End-to-End Thai Text-to-Speech with Linguistic Unit

Kontawat Wisetpaitoon, Sattaya Singkul, Theerat Sakdejayont, Tawunrat Chalothorn

Published: 2024, Last Modified: 19 Feb 2025ICMR 2024EveryoneRevisionsBibTeXCC BY-SA 4.0

Abstract: In this study, we explore the influence of Thai Linguistic Units (TH-LUs) and speech trimming on the state-of-the-art Thai Text-to-Speech (TTS) systems. We propose an end-to-end Thai TTS framework that emphasizes phonemes, syllables, and words, essential for accurate text pronunciation. To thoroughly investigate these aspects, we designed two main experiments: the TH-LU factor experiment and the TH-LU with speech trimming factor experiment. Our assessment targeted speaker tone and pronunciation accuracy. VITS model demonstrated a standout performer in tonal accuracy, which is evaluated by the Speaker Encoder Cosine Similarity (SECS) method, across different TH-LUs in both trim and non-trim speech training data.
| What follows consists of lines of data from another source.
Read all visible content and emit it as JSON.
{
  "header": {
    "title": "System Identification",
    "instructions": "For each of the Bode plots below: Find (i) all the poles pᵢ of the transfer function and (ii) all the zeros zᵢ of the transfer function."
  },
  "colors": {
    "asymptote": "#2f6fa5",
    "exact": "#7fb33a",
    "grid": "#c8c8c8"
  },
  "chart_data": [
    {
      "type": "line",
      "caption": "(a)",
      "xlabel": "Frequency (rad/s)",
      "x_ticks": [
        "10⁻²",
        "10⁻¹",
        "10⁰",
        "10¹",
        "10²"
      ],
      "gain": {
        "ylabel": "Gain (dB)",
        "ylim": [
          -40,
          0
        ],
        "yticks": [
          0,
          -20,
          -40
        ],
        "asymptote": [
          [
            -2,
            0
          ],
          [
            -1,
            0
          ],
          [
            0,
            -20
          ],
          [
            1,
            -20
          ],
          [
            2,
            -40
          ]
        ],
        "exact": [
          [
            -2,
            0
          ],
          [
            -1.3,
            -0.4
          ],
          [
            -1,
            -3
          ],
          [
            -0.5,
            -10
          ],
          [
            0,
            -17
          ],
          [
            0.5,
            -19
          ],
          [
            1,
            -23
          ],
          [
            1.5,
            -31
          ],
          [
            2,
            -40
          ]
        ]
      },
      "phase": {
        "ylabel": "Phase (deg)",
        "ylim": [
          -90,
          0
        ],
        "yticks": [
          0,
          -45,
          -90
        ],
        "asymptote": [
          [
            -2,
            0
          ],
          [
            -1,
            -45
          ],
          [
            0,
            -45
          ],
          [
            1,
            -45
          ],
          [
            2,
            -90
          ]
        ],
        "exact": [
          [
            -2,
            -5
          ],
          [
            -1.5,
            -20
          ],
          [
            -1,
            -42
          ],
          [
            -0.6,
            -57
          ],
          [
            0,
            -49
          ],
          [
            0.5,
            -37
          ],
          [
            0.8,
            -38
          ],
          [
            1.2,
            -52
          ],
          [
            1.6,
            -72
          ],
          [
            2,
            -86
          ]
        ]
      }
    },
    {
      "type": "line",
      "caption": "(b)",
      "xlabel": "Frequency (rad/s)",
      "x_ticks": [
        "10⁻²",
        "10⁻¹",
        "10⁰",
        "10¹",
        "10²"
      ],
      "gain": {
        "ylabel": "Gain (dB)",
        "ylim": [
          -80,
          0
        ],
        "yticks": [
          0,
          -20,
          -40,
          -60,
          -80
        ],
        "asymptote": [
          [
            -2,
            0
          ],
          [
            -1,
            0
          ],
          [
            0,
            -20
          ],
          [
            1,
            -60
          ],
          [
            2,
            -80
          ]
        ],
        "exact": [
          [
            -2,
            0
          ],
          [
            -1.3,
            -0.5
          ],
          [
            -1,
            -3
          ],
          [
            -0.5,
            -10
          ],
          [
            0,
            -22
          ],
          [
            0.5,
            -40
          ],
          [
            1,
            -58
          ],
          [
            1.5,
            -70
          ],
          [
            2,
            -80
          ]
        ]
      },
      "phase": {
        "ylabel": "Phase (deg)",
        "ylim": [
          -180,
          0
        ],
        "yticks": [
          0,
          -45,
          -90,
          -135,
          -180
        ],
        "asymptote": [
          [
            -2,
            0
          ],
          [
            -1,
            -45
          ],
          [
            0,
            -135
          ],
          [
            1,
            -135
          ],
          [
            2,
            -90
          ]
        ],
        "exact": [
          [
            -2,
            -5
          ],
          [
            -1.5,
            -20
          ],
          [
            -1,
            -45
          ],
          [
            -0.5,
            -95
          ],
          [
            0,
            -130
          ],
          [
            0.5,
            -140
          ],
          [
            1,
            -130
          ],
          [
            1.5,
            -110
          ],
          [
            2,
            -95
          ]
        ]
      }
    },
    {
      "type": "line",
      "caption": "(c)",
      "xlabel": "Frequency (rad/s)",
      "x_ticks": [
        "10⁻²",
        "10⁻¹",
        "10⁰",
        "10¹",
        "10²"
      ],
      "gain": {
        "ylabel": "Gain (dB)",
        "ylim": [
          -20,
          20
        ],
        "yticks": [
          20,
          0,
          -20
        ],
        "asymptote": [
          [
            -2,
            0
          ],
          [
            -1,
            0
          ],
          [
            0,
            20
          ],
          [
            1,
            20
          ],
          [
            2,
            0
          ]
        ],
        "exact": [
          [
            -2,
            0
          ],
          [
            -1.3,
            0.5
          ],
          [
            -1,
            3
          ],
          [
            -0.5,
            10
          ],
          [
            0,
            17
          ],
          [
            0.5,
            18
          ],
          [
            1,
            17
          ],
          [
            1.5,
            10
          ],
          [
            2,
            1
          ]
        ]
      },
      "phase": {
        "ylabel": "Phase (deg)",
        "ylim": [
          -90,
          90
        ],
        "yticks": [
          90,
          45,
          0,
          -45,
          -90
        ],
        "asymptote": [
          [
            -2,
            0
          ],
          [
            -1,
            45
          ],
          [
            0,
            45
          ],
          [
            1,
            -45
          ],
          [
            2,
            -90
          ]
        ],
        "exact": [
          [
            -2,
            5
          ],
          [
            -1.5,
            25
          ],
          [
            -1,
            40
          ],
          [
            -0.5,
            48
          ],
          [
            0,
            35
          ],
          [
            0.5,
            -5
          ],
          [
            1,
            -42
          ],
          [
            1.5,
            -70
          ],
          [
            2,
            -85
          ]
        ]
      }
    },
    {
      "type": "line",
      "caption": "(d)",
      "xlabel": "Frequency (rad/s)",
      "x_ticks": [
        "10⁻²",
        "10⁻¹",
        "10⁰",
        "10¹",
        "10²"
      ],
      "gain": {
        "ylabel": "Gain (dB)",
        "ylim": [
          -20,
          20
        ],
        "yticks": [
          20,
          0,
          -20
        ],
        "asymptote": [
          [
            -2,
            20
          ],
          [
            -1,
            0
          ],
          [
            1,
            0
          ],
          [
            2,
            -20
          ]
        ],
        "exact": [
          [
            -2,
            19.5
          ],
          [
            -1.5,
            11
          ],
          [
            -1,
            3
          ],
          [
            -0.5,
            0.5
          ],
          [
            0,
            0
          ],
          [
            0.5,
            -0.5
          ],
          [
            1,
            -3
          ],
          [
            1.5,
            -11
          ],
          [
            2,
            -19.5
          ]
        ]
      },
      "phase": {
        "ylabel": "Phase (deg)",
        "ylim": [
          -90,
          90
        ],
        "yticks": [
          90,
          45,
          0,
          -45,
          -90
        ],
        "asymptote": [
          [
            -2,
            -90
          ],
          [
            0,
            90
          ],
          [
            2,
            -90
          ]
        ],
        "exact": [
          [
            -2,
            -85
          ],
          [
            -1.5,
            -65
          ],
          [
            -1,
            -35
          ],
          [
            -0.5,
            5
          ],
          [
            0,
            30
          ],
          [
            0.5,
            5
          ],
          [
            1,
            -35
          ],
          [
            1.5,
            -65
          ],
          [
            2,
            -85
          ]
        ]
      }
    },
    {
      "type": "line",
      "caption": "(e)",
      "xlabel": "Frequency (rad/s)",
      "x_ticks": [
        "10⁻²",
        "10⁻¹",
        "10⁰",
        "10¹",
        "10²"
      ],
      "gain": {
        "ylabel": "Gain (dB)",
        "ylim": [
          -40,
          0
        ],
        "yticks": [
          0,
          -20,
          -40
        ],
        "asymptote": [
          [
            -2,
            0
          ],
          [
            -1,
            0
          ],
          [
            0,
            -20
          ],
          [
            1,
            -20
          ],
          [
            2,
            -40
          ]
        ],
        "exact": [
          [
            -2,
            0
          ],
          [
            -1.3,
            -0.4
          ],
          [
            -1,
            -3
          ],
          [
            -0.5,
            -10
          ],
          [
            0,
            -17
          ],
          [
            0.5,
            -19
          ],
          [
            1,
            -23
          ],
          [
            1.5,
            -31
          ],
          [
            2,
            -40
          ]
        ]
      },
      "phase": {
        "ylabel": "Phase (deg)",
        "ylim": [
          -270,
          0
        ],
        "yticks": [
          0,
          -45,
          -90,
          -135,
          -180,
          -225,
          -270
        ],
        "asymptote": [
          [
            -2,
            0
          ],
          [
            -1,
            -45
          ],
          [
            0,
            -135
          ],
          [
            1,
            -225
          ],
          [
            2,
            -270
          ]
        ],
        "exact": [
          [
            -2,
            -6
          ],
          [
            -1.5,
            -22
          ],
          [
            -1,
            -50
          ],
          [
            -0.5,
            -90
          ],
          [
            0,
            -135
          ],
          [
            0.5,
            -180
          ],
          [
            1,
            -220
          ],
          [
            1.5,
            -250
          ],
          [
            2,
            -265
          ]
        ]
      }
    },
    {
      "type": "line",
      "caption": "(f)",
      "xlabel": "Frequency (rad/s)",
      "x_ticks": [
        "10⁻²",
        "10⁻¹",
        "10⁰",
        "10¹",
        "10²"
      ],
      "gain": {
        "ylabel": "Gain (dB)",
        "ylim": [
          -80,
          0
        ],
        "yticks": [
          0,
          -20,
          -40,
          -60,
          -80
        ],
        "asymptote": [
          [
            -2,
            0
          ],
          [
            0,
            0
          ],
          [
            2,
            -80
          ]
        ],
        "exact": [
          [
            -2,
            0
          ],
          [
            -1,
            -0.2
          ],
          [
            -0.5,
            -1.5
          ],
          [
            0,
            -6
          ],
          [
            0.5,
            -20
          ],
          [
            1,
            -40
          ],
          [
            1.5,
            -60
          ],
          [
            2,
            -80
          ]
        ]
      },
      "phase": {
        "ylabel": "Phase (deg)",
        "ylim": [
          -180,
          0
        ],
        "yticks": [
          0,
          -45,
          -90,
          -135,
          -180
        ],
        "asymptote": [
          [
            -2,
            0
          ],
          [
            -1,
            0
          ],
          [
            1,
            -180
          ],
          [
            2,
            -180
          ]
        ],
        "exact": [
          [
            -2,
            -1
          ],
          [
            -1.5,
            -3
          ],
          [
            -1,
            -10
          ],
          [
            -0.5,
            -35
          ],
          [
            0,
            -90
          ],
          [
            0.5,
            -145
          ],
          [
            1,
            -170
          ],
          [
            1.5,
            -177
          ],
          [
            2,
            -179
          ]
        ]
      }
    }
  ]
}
For pronunciation accuracy, we integrated a Thai speech-to-text model to evaluate. Our results indicate that VITS with the word linguistic unit outperforms all baselines in overall performance, excelling in both speaker tone and pronunciation accuracy. This research significantly advances the field of TTS, particularly for the Thai language, by highlighting the importance of diverse TH-LU and speech trimming in TTS model development and underlining the need for evaluation methods that account for both tonal accuracy and pronunciation quality.